Negative-stain TEM is an invaluable tool for assessing the purity, homogeneity and morphology of large (> ~100kDa) macromolecular assemblies. It is also a routine tool for imaging tissue (eg histology & pathology). The major research questions that we often address using negative stain TEM are:
Sample assessment, morphology and ultrastructure.
The most commonly asked research questions that we get in the EM unit are to do with basic characterisation of biological complexes. Is a sample pure and/or homogeneous? What is a samples morphology? For example, is a sample of a potentially amyloidogenic protein fibrillar or does it contain amorphous aggregates? Is a preparation of a virus monodisperse or aggregated? Are all the virus particles intact? Such questions can be rapidly and unambiguously answered with simple, negative-staining EM imaging. For negative-stain TEM, the sample is adsorbed to an EM grid bearing a continuous carbon film (we can make or supply this). The sample is then embedded in a layer of a heavy metal salt (routinely we use uranyl acetate, but we can also supply tungsten and molybenum stains). This stained layer is then dried, and imaged. Negative stain EM generates high contrast in the microscope and can provide a clear, quick, visual answer to these questions.

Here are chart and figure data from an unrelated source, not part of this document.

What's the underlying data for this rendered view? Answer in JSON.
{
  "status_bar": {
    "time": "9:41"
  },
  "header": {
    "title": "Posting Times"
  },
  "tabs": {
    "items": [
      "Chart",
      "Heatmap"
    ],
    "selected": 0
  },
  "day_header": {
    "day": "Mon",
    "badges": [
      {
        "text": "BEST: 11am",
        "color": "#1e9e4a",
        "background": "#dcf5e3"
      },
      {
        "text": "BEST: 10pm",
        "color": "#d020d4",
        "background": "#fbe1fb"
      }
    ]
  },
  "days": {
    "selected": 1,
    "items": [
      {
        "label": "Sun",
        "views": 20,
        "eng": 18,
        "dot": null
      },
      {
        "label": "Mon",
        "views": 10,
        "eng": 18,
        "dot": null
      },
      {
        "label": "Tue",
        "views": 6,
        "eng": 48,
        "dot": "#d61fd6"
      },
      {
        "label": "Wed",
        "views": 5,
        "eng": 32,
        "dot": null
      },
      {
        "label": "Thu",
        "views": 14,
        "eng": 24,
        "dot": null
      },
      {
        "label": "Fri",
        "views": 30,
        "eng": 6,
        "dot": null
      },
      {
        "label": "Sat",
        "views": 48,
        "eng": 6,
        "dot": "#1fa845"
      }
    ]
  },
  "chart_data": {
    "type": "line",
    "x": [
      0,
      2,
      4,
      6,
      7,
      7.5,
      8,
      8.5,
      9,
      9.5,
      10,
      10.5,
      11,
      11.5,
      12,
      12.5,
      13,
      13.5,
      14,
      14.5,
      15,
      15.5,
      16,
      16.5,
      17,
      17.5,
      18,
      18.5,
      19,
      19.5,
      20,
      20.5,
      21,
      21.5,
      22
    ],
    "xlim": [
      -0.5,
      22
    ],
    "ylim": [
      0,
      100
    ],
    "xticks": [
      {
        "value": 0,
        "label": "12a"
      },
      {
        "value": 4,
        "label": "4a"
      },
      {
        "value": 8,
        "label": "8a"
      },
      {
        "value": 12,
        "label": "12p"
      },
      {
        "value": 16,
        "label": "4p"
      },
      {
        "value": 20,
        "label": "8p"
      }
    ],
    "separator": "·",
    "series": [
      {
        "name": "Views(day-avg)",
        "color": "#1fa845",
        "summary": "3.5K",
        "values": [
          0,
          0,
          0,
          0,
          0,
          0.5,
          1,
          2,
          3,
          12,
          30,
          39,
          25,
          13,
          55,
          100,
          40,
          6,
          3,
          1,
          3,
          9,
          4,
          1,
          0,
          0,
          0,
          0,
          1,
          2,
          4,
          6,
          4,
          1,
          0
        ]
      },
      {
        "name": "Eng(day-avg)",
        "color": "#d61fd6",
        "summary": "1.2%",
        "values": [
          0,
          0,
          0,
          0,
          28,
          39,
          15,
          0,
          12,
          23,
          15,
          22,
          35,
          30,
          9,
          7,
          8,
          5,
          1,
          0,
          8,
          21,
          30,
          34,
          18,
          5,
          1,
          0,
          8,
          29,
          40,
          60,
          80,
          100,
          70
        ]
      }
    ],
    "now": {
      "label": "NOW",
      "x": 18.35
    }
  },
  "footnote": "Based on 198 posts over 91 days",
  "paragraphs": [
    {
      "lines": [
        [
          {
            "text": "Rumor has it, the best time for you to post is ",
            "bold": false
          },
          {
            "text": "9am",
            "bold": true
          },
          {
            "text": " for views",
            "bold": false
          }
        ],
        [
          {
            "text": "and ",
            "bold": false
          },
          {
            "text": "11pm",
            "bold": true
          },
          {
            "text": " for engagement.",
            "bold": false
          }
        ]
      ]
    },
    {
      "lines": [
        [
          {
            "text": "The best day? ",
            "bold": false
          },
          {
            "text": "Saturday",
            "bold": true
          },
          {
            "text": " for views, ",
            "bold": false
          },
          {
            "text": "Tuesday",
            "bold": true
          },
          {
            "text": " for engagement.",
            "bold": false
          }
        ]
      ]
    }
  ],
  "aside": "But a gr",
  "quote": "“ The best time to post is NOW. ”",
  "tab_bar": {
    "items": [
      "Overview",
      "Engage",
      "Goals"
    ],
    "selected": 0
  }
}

Negatively-stained amyloid fibrils of β-2-microglobulin fibrils.
Domain mapping experiments on the motor protein dynein. Insertion of a GFP domain at known points in the sequence of dynein, allows the architecture of the dynein head to be mapped. Courtesy of Dr. S.A. Burgess.
Structure and conformational change by negative stain EM
Negative staining generates high contrast that is essential for imaging relatively small molecules (>100KDa). The EM unit in Leeds has a vast experience in imaging small, dynamic proteins such as the molecular motor proteins myosin and dynein using negative stain-EM. Such experiments can provide invaluable insight into protein structure.